Take a look at the chart below which shows the price of wheat over the last 2 years. Clearly, the effect of the fires on the price of wheat has been dramatic.

So where will the world's replacement supply of wheat come from?

The U.S. is the largest exporter and the fourth-largest grower of wheat. The Department of Agriculture estimates the U.S. will produce 2.2 billion bushels of wheat in the 12 months from June 1.

Dennis Gartman, an economist for the Gartman Letter said,

You have a situation unlike anything that I've seen in the 35 years I've been trading in the grain markets…This is going to be one of the great years for American agriculture probably in history.

There are a few companies that will be negatively affected by the probable high prices for wheat - and they have already seen their stock prices decline.
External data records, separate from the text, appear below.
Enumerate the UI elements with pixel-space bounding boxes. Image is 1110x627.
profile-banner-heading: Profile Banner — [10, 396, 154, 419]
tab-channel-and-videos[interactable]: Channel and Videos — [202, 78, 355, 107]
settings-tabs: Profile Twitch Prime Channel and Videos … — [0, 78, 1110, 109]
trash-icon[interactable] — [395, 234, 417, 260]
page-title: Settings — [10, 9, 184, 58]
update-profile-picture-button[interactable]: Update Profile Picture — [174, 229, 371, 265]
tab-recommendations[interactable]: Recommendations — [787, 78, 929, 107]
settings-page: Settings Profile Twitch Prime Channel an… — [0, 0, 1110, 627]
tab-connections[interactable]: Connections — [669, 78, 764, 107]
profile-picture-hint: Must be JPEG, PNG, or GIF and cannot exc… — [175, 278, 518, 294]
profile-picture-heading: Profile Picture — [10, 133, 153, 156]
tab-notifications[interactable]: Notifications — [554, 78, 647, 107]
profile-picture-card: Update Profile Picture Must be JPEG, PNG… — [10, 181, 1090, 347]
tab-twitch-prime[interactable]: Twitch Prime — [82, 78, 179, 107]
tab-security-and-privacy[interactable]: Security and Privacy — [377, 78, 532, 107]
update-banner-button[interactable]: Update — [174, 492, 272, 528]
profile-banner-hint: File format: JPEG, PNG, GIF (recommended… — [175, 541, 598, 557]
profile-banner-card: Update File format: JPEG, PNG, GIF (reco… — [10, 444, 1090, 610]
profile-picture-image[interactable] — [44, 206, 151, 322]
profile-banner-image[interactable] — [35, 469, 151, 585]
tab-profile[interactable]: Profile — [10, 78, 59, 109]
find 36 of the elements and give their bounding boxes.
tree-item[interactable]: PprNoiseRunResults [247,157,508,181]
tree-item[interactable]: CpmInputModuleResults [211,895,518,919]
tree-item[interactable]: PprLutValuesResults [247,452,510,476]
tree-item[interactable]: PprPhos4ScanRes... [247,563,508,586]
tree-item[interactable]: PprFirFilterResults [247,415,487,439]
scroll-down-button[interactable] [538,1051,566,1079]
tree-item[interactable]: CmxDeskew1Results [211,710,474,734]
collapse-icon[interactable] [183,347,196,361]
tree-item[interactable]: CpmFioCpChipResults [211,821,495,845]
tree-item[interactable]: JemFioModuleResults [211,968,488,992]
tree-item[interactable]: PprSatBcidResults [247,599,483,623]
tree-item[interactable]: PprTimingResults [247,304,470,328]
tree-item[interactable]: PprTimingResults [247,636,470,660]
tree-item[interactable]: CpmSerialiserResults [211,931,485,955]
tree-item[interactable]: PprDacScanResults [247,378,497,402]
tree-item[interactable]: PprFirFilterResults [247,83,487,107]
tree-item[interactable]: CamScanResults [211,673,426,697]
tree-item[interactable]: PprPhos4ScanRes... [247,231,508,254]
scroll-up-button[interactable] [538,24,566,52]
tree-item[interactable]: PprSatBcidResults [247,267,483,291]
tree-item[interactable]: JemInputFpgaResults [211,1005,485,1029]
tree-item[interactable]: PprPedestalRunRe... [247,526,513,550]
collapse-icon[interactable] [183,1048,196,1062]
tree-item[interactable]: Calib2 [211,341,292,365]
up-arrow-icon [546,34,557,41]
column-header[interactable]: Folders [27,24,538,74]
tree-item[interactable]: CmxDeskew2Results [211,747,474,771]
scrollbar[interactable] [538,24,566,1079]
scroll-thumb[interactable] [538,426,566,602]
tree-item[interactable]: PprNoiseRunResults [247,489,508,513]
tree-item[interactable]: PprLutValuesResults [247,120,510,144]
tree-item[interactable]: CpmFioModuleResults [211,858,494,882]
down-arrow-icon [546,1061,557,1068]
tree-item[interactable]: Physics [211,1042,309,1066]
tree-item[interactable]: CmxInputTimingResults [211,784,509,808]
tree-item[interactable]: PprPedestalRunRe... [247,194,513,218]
One reason is that investors remain nervous that some of the largest food companies could struggle to pass higher wheat costs onto consumers. Shares of General Mills Inc. (NYSE: GIS) fell 2.7 percent last week.

So how can you make money off these recent developments?

For starters, wheat producers need to purchase seed and fertilizer to replace the 'lost' crop - so these fertilizer and seed stocks will likely benefit from recent news. That said some crops, such as corn, require more fertilizer than wheat. If growers replace corn with wheat, greater demand for fertilizer may not pan out.

But like I said earlier, the ban is currently in effect until the end of this year - and may extend into 2011. This means there will most likely be a larger planting season for winter wheat and next year's spring wheat.

Companies like Archer Daniels Midland Co. (NYSE: ADM) and Deere & Co. (NYSE: DE), both of which have exposure to the agriculture sector, will likely benefit from the wheat ban.

But these are large-caps, so while interesting potential investments they are beyond the purview of this letter. Let's take a look at a small-cap agriculture company, with a marker cap under $2 billion.

Terra Nitrogen Company (NYSE: TNH) sells nitrogen fertilizer to crop producers. If US wheat producers crank up production over the next year, the demand for fertilizer products from companies like Terra Nitrogen will most likely increase.

This Iowa based company has a market cap of $1.77 billion and saw its stock price jump 14.3 percent last week. The timing (for lack of a better word) of the fires couldn't have been better.

Terra Nitrogen also reported results from the second quarter of fiscal 2010 last week, and reported that net earnings had increased to $66.7 million, up 9.7 percent from the same quarter of last year. Terra Nitrogen Company also saw its top-line revenue grow 16.9 percent from the second quarter in fiscal 2009.

The company had a gross margin of 42 percent last quarter and offers a $9.44 dividend. That's a healthy 10 percent yield with the stock at current levels.

Take a look at the company's stock performance over the last two years and you'll see that investors who got in around $65 - $70 this summer just got the ride of their lives.

Although the company's stock price has recently skyrocketed, I still like this stock for the rest of 2010. From a technical perspective, both the 50-day and 200-day moving average are turning up, and if the stock breaks through $100 that level could once again become solid support.

The added potential demand from the Russian wheat ban, and the solid quarter both should help to support the stock's recent breakout- at least in the near term. Plus, the company's dividend is huge, so value investors may hold the stock, even if the price dips.

However, this stock has recently surged so be careful if you start to establish a position. Wheat prices are extremely volatile right now, and many investors (and traders for that matter) are trying to cash in. Always use stop losses, and only invest after doing your own research.